Manafort is what you would call low-hanging fruit, and no one knows that better 
than Mueller, who was Federal Bureau of Investigation director from 2001 to 
2013, during which time Manafort was on the radar here in France in a political 
scandal that has rocked the French establishment for over two decades. Foreign 
investigators interviewed Manafort about that scandal during Mueller's FBI 
tenure.
In France it's known as "Karachigate" or "the Karachi affair." It involves the 
use of kickbacks in a sale of French submarines to Pakistan during the tenure of 
former French Prime Minister Edouard Balladur, with some of the money allegedly 
used to finance his 1995 presidential campaign against Jacques Chirac.
On May 8, 2002, the day after Chirac's re-election, a terrorist blew up a 
military bus carrying workers headed for the submarine construction site in 
Karachi, Pakistan, killing 11 French employees and three of their Pakistani 
fixers, and injuring 12 others.
One theory that came to light during the investigations, as reported by Le 
Figaro in 2010, was that the Pakistani intelligence service commissioned Islamic 
terrorists to perpetrate the bombing because some Pakistani VIPs were upset that 
Chirac had cut off their kickbacks.
Michael Isikoff of Yahoo News reported last year that from 1990 to 1995, 
Manafort's lobbying firm was paid $700,000 by the Kashmiri American Council, a 
front organization bankrolled by the Pakistani intelligence service to deflect 
attention from its sponsorship of terrorism.
In October 2012, France's Le Monde reported that, "The magistrate (in France 
investigating Karachigate) has found bank documents attesting that between 
September 1994 and August 1995, Paul Manafort received $252,000 from Abdul 
Rahman al-Assir, a partner of Ziad Takieddine, from a Geneva bank."
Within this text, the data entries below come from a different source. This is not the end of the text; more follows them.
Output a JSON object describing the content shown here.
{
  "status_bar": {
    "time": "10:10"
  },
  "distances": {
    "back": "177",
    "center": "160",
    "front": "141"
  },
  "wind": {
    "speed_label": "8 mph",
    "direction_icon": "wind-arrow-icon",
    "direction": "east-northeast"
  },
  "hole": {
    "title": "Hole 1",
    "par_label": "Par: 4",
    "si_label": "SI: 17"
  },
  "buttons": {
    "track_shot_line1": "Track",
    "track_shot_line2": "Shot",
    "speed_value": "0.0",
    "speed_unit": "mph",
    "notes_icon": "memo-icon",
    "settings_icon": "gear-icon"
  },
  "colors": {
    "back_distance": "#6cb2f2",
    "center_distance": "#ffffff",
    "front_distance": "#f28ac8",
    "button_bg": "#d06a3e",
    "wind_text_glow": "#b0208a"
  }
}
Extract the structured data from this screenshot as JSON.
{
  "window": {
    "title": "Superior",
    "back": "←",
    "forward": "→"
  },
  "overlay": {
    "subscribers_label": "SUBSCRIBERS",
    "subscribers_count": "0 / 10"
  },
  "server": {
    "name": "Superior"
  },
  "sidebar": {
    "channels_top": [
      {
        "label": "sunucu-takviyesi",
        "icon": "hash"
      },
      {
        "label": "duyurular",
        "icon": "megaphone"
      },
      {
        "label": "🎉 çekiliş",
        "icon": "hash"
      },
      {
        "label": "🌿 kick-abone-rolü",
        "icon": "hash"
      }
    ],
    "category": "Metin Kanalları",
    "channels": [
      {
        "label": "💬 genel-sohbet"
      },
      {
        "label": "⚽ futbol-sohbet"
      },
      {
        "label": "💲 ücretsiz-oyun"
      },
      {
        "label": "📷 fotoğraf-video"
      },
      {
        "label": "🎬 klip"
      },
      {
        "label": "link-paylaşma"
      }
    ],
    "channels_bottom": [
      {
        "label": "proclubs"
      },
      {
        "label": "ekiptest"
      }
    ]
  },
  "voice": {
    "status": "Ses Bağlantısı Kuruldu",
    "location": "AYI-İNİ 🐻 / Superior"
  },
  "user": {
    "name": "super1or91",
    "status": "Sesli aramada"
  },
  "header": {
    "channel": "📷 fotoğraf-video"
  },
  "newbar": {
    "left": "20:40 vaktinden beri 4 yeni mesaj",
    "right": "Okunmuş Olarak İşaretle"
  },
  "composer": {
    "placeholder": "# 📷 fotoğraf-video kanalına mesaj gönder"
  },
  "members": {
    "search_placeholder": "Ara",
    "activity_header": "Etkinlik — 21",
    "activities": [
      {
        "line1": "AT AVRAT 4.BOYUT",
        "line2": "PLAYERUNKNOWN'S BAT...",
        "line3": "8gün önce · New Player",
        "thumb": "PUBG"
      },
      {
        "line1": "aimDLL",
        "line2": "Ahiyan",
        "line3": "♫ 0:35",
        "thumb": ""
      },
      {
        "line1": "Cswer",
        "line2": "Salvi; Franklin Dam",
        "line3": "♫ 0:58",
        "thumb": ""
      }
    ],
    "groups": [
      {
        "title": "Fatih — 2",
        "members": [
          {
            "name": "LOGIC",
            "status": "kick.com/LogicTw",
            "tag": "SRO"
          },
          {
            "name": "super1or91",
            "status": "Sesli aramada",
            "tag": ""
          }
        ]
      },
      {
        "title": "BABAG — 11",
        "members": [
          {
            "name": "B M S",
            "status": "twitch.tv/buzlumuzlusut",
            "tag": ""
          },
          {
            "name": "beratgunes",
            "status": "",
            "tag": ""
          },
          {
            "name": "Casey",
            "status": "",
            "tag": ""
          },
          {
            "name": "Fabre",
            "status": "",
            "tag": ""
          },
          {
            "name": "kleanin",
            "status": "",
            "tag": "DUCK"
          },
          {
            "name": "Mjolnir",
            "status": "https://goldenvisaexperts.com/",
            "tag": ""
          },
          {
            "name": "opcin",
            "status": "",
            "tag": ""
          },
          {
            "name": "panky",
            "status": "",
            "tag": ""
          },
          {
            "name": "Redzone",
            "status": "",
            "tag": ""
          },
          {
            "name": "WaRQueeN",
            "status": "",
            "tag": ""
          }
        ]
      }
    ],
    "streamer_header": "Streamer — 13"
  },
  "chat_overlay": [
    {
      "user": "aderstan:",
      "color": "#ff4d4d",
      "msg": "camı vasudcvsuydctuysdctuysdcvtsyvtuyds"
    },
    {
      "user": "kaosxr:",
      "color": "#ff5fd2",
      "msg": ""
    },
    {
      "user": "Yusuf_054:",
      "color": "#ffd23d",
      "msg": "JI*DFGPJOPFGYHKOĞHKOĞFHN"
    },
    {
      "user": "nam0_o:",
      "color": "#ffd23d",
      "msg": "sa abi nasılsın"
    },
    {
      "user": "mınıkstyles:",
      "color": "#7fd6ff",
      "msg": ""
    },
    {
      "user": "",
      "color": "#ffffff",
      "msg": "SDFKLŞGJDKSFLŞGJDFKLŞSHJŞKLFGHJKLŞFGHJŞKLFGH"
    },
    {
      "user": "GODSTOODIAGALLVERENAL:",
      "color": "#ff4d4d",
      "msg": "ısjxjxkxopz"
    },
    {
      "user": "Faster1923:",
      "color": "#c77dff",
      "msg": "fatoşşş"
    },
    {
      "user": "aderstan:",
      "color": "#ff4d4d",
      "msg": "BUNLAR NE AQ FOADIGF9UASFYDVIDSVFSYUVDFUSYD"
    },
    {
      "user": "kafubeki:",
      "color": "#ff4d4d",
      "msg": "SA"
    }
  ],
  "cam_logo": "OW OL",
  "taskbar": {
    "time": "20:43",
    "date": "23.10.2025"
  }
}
Al-Assir and Takieddine are well-known here in France as middlemen in French 
weapons deals, and both face trial here for their alleged role in the Karachi 
case.
In 2013, according to Le Figaro, Manafort was interviewed in Virginia as part of 
a French judge's inquiry into Karachigate. Manafort claimed to have done polling 
work for, and provided strategy notes to, the Balladur team, and to have been 
paid by al-Assir. According to France's Liberation newspaper, Manafort told 
French investigators that he met al-Assir in 1988, and that he did a poll for 
Balladur and made some campaign strategy recommendations, but that Balladur 
didn't follow up.
It's hard to imagine that Mueller, the FBI director at the time, wouldn't have 
known about Manafort's lobbying efforts on behalf of a front group for the 
Pakistani intelligence service, or about the money he told French investigators 
he received from middlemen well-known to the CIA in French-Pakistani and 
French-Saudi weapons deals since at least the early '90s. So why did Mueller 
wait for Manafort to cross Trump's path before pursuing an indictment?
With Balladur facing Karachigate charges in France, and now with Mueller's case 
against Manafort in the U.S., Manafort makes for the perfect fall guy. Almost 
too perfect. The establishment tends to protect its intermediaries. Middlemen 
are rarely hung out to dry, if only because of the possibility that they could 
blab the secrets of the powerful in order to save themselves.
Manafort apparently doesn't enjoy such protections. In recent years, he had 
taken positions against the Washington establishment status quo on everything 
from Ukraine to Trump. One can't help but wonder if Manafort would have been 
left alone if he had continued to toe the establishment line.